The room had an enormous vaulted ceiling, ornately carved from one monolithic stone, and brilliant lights reflected from the dome, bathing everything in a soft, celestial glow. A thousand guests from a variety of planets sat to witness, and some of them turned to look at Luke. In the front row, Teneniel Djo and Prince Isolder sat together next to Artoo and Chewbacca, who was immaculately shampooed and brushed. The prince held a plant on his lap, a purple, trumpet-shaped arallute flower.

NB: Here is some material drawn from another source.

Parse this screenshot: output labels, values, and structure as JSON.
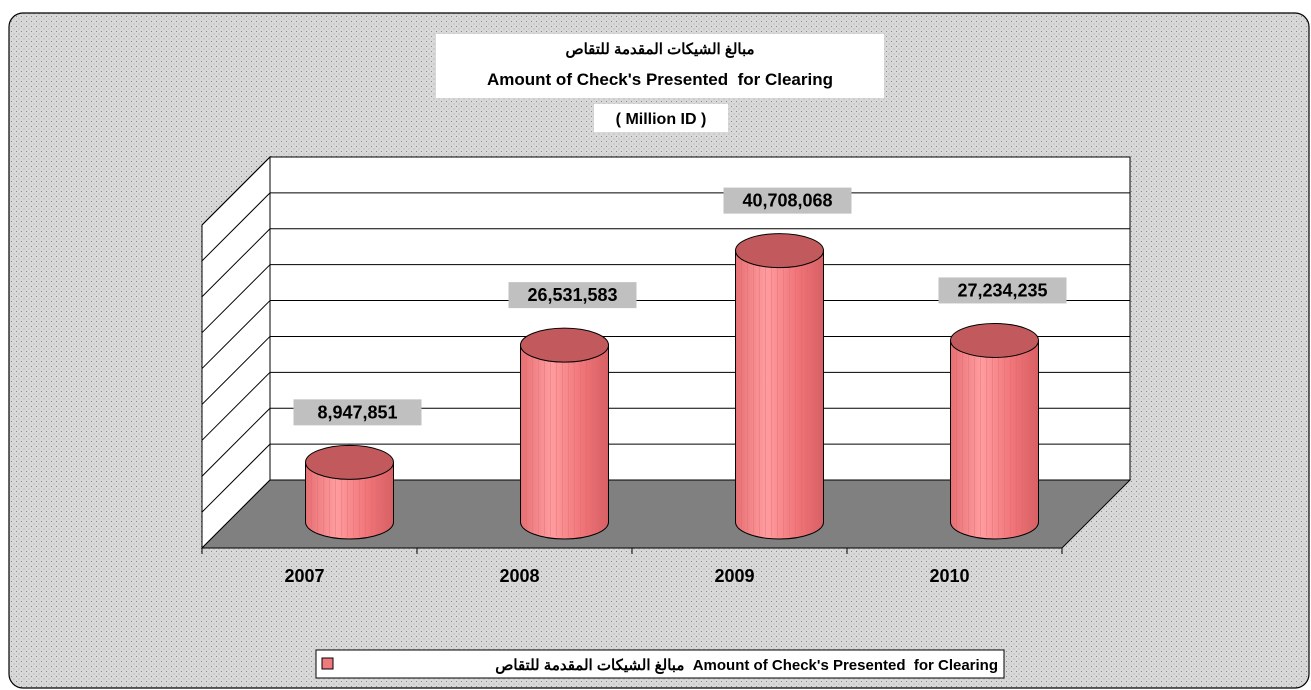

Luke stood at the back, staring up at the marble altar where Han and Leia knelt across from one another, holding hands across the altar. The officiator stood in his emerald robes of office, leading Leia in her vows.

She turned and glanced at Luke, the diadems in her veil flashing in the light, and Luke could feel that she was not angry at him for having arrived late, only grateful that he had made it. And at that moment Leia was more serene, more content, than she had ever been in her life. And perhaps she was as filled with joy as anyone could be.